Initial release: December 3, 1994
FIG is the native file format of Xfig, a free vector graphics editor for the X Window System, originally written by Supoj Sutanthavibul at the University of Texas at Austin in 1985. The format uses a plain-text structure where each graphic object is described on one or more lines with numeric parameters specifying object type, coordinates, line properties, fill attributes, and depth ordering. FIG supports compound objects (groups), polylines, polygons, splines, arcs, ellipses, text strings, and imported bitmaps, each with configurable colors, line styles, arrow heads, and area fills. Files begin with a header line declaring the format version (currently 3.2), followed by a resolution specification and the object definitions. One advantage is exceptional simplicity — the entirely text-based format is trivially parsed, generated, and manipulated by scripts, making FIG popular as an intermediate format in automated diagram generation pipelines. The rich ecosystem of conversion tools is another strength: fig2dev exports FIG files to dozens of output formats including EPS, PDF, SVG, LaTeX picture environments, PSTricks, and TikZ. This made Xfig and FIG especially popular in academic and scientific communities, where authors generate publication-quality figures that integrate seamlessly with LaTeX documents. While graphical tools have evolved since the 1980s, FIG remains in use among researchers who value its scriptability, LaTeX integration, and well-documented format stability.
Initial release: 1985

Frequently Asked Questions

Why convert TIM to FIG?

TIM textures are locked inside PlayStation 1 game data. Converting to FIG lets modders, archivists, and artists work with those sprites freely.

What programs can open FIG?

Xfig is the native editor. Inkscape, LibreOffice Draw, and various Unix-based vector tools can import Xfig FIG drawings.

Is the conversion from TIM to FIG lossless?

Since FIG supports lossless storage, the pixel data carries over without degradation. The result faithfully represents the source TIM image.

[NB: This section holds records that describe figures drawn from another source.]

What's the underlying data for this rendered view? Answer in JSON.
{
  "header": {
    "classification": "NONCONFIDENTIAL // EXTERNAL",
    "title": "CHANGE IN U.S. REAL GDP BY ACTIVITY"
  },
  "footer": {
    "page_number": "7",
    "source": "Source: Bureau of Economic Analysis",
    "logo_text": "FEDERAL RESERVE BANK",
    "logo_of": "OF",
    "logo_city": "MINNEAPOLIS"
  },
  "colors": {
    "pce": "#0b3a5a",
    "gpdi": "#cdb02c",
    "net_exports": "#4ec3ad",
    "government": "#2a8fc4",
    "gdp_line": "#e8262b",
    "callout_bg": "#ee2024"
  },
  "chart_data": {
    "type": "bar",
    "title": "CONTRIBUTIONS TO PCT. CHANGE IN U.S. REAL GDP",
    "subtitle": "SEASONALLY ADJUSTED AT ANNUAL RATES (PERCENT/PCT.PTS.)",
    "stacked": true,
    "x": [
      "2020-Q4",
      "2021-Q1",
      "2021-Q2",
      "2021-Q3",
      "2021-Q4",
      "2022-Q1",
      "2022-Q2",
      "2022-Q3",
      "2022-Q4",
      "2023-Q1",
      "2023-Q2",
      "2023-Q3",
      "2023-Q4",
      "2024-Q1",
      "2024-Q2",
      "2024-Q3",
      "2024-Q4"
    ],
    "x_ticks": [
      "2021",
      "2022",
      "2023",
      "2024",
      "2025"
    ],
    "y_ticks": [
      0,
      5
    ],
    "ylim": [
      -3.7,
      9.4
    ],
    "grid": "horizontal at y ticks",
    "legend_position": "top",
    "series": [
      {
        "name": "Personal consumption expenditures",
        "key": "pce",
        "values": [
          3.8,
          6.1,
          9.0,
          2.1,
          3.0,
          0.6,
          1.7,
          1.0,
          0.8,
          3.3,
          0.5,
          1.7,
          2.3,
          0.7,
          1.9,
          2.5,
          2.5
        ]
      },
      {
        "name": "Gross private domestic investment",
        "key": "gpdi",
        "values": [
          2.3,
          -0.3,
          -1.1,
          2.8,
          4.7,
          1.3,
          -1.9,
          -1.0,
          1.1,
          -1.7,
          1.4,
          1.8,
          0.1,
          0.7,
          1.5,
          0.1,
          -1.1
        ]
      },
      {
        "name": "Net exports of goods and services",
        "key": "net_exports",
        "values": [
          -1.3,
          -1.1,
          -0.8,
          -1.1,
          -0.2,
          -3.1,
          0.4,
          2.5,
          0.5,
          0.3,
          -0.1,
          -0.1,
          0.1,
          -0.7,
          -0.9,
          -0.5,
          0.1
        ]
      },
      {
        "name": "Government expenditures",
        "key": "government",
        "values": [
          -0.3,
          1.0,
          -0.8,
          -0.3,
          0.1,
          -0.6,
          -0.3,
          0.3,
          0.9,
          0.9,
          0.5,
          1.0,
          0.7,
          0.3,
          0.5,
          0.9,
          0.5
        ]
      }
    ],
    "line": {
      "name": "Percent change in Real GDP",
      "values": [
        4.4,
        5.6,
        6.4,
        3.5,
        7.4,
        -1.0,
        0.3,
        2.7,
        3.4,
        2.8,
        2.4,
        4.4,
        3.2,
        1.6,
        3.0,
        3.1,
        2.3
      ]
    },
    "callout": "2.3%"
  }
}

Is TIM to FIG conversion fast?

The process is fast — cloud-based processing handles TIM to FIG conversion in seconds for standard-sized images, even on slower connections.

Does Convertio support batch TIM to FIG conversion?

Batch conversion is supported. Queue as many TIM files as you need and convert them all to FIG in a single run — no repeating steps manually.

What color depths does TIM support?

TIM supports 4-bit, 8-bit, 16-bit, and 24-bit color modes. Convertio processes all TIM color depths and outputs them as FIG.